- Church: Roman Catholic
- Diocese: Faisalabad
- Appointed: 29 June 2019
- Predecessor: Joseph Arshad
- Previous post: Dean of the National Catholic Institute of Theology

Orders
- Ordination: 25 September 1992 by John Joseph (bishop)
- Consecration: 13 September 2019 by Joseph Cardinal Coutts

Personal details
- Born: Joseph Indrias Rehmat July 1, 1966 (age 59) Okara, Punjab, Pakistan
- Denomination: Roman Catholic
- Education: Doctorate in Moral Theology
- Alma mater: Alphonsian Academy, Rome, Italy
- Motto: Faith in Action

= Joseph Indrias Rehmat =

Roman Catholic bishop based in Pakistan

Joseph Indrias Rehmat (born 1 July 1966) is the Roman Catholic Bishop of Faisalabad in Pakistan.

On June 29, 2019 Pope Francis appointed Father Joseph Indrias Rehmat, of the Diocese of Faisalabad, currently Dean of the National Catholic Institute of Theology, as Bishop of the Roman Catholic Diocese of Faisalabad.

He was born on 1 July 1966 in Okara. He began his education at St. Albert High School in Gojra city.
He entered the St. Thomas the Apostle Minor Seminary and he completed his studies at the Christ the King major Seminary in 1992. He was ordained a priest on 25 September 1992 for the diocese of Faisalabad. In 2000 he obtained a Doctorate in Moral Theology at the Alphonsian Academy in Rome.

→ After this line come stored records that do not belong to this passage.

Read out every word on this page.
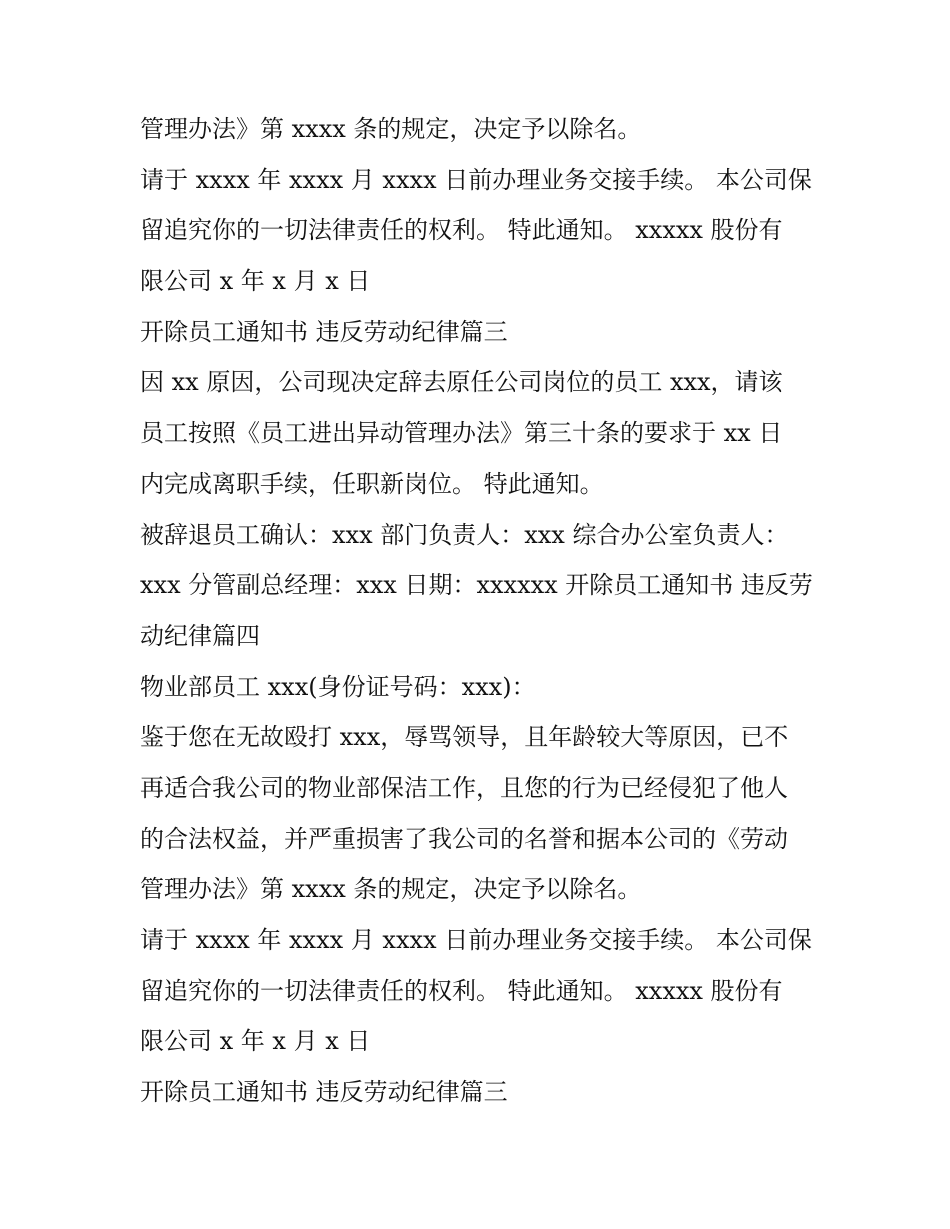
管理办法》第 xxxx 条的规定，决定予以除名。
请于 xxxx 年 xxxx 月 xxxx 日前办理业务交接手续。 本公司保
留追究你的一切法律责任的权利。 特此通知。 xxxxx 股份有
限公司 x 年 x 月 x 日
开除员工通知书 违反劳动纪律篇三
因 xx 原因，公司现决定辞去原任公司岗位的员工 xxx，请该
员工按照《员工进出异动管理办法》第三十条的要求于 xx 日
内完成离职手续，任职新岗位。 特此通知。
被辞退员工确认：xxx 部门负责人：xxx 综合办公室负责人：
xxx 分管副总经理：xxx 日期：xxxxxx 开除员工通知书 违反劳
动纪律篇四
物业部员工 xxx(身份证号码：xxx)：
鉴于您在无故殴打 xxx，辱骂领导，且年龄较大等原因，已不
再适合我公司的物业部保洁工作，且您的行为已经侵犯了他人
的合法权益，并严重损害了我公司的名誉和据本公司的《劳动
管理办法》第 xxxx 条的规定，决定予以除名。
请于 xxxx 年 xxxx 月 xxxx 日前办理业务交接手续。 本公司保
留追究你的一切法律责任的权利。 特此通知。 xxxxx 股份有
限公司 x 年 x 月 x 日
开除员工通知书 违反劳动纪律篇三
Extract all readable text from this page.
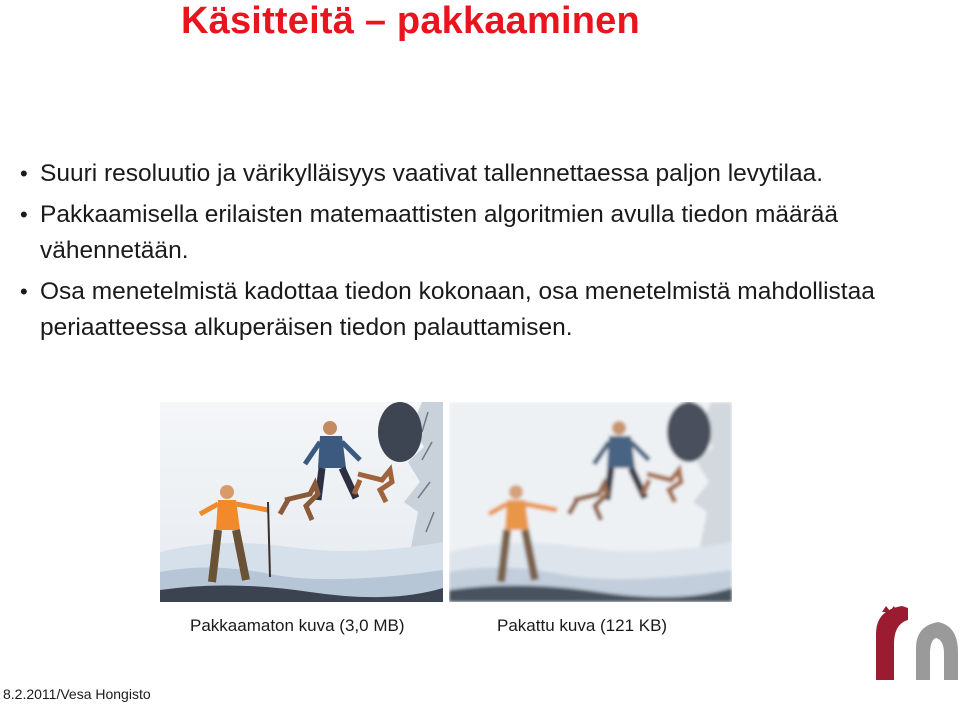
Käsitteitä – pakkaaminen
• Suuri resoluutio ja värikylläisyys vaativat tallennettaessa paljon levytilaa.
• Pakkaamisella erilaisten matemaattisten algoritmien avulla tiedon määrää vähennetään.
• Osa menetelmistä kadottaa tiedon kokonaan, osa menetelmistä mahdollistaa periaatteessa alkuperäisen tiedon palauttamisen.
Pakkaamaton kuva (3,0 MB)	Pakattu kuva (121 KB)
8.2.2011/Vesa Hongisto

Since his ordination he has had the following appointments: 1992-1995 Parish priest at Chak 424, in Faisalabad; since 2000, Professor of moral theology at the National Catholic Institute of Theology; 2000-2006, Professor at the Christ the King Major Seminary in Karachi; 2006-2008, priest in the diocese of Hyderabad; 2009-2014, parish priest of the Sacred Heart parish in Karachi; since 2014, Dean of the National Catholic Institute of Theology in Karachi

Bishop Rehmat replaces Archbishop Joseph Arshad who was transferred to the Islamabad-Rawalpindi Diocese in December 2017.

Bishop Rehmat has already begun to represent the diocese by participating in the delegation from the Pakistan Catholic Bishops' Conference which met Prime Minister Imran Khan on July 4, 2019, with a donation on behalf of the Catholic community.

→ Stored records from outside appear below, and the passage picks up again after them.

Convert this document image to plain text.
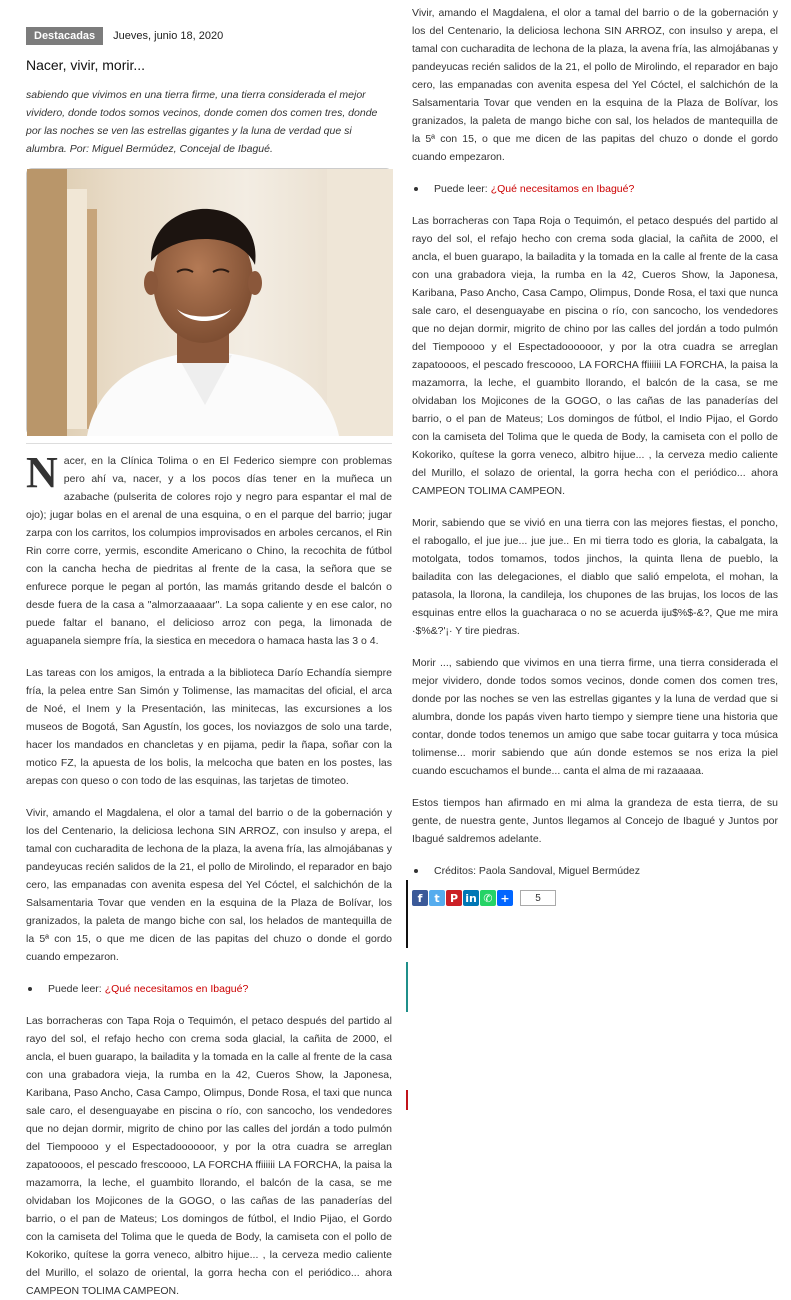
Destacadas	Jueves, junio 18, 2020
Nacer, vivir, morir...

sabiendo que vivimos en una tierra firme, una tierra considerada el mejor vividero, donde todos somos vecinos, donde comen dos comen tres, donde por las noches se ven las estrellas gigantes y la luna de verdad que si alumbra. Por: Miguel Bermúdez, Concejal de Ibagué.

Nacer, en la Clínica Tolima o en El Federico siempre con problemas pero ahí va, nacer, y a los pocos días tener en la muñeca un azabache (pulserita de colores rojo y negro para espantar el mal de ojo); jugar bolas en el arenal de una esquina, o en el parque del barrio; jugar zarpa con los carritos, los columpios improvisados en arboles cercanos, el Rin Rin corre corre, yermis, escondite Americano o Chino, la recochita de fútbol con la cancha hecha de piedritas al frente de la casa, la señora que se enfurece porque le pegan al portón, las mamás gritando desde el balcón o desde fuera de la casa a "almorzaaaaar". La sopa caliente y en ese calor, no puede faltar el banano, el delicioso arroz con pega, la limonada de aguapanela siempre fría, la siestica en mecedora o hamaca hasta las 3 o 4.

Las tareas con los amigos, la entrada a la biblioteca Darío Echandía siempre fría, la pelea entre San Simón y Tolimense, las mamacitas del oficial, el arca de Noé, el Inem y la Presentación, las minitecas, las excursiones a los museos de Bogotá, San Agustín, los goces, los noviazgos de solo una tarde, hacer los mandados en chancletas y en pijama, pedir la ñapa, soñar con la motico FZ, la apuesta de los bolis, la melcocha que baten en los postes, las arepas con queso o con todo de las esquinas, las tarjetas de timoteo.

Vivir, amando el Magdalena, el olor a tamal del barrio o de la gobernación y los del Centenario, la deliciosa lechona SIN ARROZ, con insulso y arepa, el tamal con cucharadita de lechona de la plaza, la avena fría, las almojábanas y pandeyucas recién salidos de la 21, el pollo de Mirolindo, el reparador en bajo cero, las empanadas con avenita espesa del Yel Cóctel, el salchichón de la Salsamentaria Tovar que venden en la esquina de la Plaza de Bolívar, los granizados, la paleta de mango biche con sal, los helados de mantequilla de la 5ª con 15, o que me dicen de las papitas del chuzo o donde el gordo cuando empezaron.

Puede leer: ¿Qué necesitamos en Ibagué?

Las borracheras con Tapa Roja o Tequimón, el petaco después del partido al rayo del sol, el refajo hecho con crema soda glacial, la cañita de 2000, el ancla, el buen guarapo, la bailadita y la tomada en la calle al frente de la casa con una grabadora vieja, la rumba en la 42, Cueros Show, la Japonesa, Karibana, Paso Ancho, Casa Campo, Olimpus, Donde Rosa, el taxi que nunca sale caro, el desenguayabe en piscina o río, con sancocho, los vendedores que no dejan dormir, migrito de chino por las calles del jordán a todo pulmón del Tiempoooo y el Espectadoooooor, y por la otra cuadra se arreglan zapatoooos, el pescado frescoooo, LA FORCHA ffiiiiii LA FORCHA, la paisa la mazamorra, la leche, el guambito llorando, el balcón de la casa, se me olvidaban los Mojicones de la GOGO, o las cañas de las panaderías del barrio, o el pan de Mateus; Los domingos de fútbol, el Indio Pijao, el Gordo con la camiseta del Tolima que le queda de Body, la camiseta con el pollo de Kokoriko, quítese la gorra veneco, albitro hijue... , la cerveza medio caliente del Murillo, el solazo de oriental, la gorra hecha con el periódico... ahora CAMPEON TOLIMA CAMPEON.

Vivir, amando el Magdalena, el olor a tamal del barrio o de la gobernación y los del Centenario, la deliciosa lechona SIN ARROZ, con insulso y arepa, el tamal con cucharadita de lechona de la plaza, la avena fría, las almojábanas y pandeyucas recién salidos de la 21, el pollo de Mirolindo, el reparador en bajo cero, las empanadas con avenita espesa del Yel Cóctel, el salchichón de la Salsamentaria Tovar que venden en la esquina de la Plaza de Bolívar, los granizados, la paleta de mango biche con sal, los helados de mantequilla de la 5ª con 15, o que me dicen de las papitas del chuzo o donde el gordo cuando empezaron.

Puede leer: ¿Qué necesitamos en Ibagué?

Las borracheras con Tapa Roja o Tequimón, el petaco después del partido al rayo del sol, el refajo hecho con crema soda glacial, la cañita de 2000, el ancla, el buen guarapo, la bailadita y la tomada en la calle al frente de la casa con una grabadora vieja, la rumba en la 42, Cueros Show, la Japonesa, Karibana, Paso Ancho, Casa Campo, Olimpus, Donde Rosa, el taxi que nunca sale caro, el desenguayabe en piscina o río, con sancocho, los vendedores que no dejan dormir, migrito de chino por las calles del jordán a todo pulmón del Tiempoooo y el Espectadoooooor, y por la otra cuadra se arreglan zapatoooos, el pescado frescoooo, LA FORCHA ffiiiiii LA FORCHA, la paisa la mazamorra, la leche, el guambito llorando, el balcón de la casa, se me olvidaban los Mojicones de la GOGO, o las cañas de las panaderías del barrio, o el pan de Mateus; Los domingos de fútbol, el Indio Pijao, el Gordo con la camiseta del Tolima que le queda de Body, la camiseta con el pollo de Kokoriko, quítese la gorra veneco, albitro hijue... , la cerveza medio caliente del Murillo, el solazo de oriental, la gorra hecha con el periódico... ahora CAMPEON TOLIMA CAMPEON.

Morir, sabiendo que se vivió en una tierra con las mejores fiestas, el poncho, el rabogallo, el jue jue... jue jue.. En mi tierra todo es gloria, la cabalgata, la motolgata, todos tomamos, todos jinchos, la quinta llena de pueblo, la bailadita con las delegaciones, el diablo que salió empelota, el mohan, la patasola, la llorona, la candileja, los chupones de las brujas, los locos de las esquinas entre ellos la guacharaca o no se acuerda iju$%$-&?, Que me mira ·$%&?'¡· Y tire piedras.

Morir ..., sabiendo que vivimos en una tierra firme, una tierra considerada el mejor vividero, donde todos somos vecinos, donde comen dos comen tres, donde por las noches se ven las estrellas gigantes y la luna de verdad que si alumbra, donde los papás viven harto tiempo y siempre tiene una historia que contar, donde todos tenemos un amigo que sabe tocar guitarra y toca música tolimense... morir sabiendo que aún donde estemos se nos eriza la piel cuando escuchamos el bunde... canta el alma de mi razaaaaa.

Estos tiempos han afirmado en mi alma la grandeza de esta tierra, de su gente, de nuestra gente, Juntos llegamos al Concejo de Ibagué y Juntos por Ibagué saldremos adelante.

Créditos: Paola Sandoval, Miguel Bermúdez
f	t P in ✆ +	5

He was ordained bishop on 13 September 2019 at La Salle High School Faisalabad. The Principal Consecrator was Joseph Cardinal Coutts, Archbishop of Karachi and his Co-Consecrators were Archbishop Christophe Zakhia El-Kassis, Apostolic Nuncio and Archbishop Joseph Arshad, Bishop of Islamabad-Rawalpindi.

On August 16, 2023, Rehmat celebrated Mass held in Jaranwala where thousands of people were displaced from their homes after 24 churches and many Christian homes were attacked by mobs claiming desecration of the Qur'an.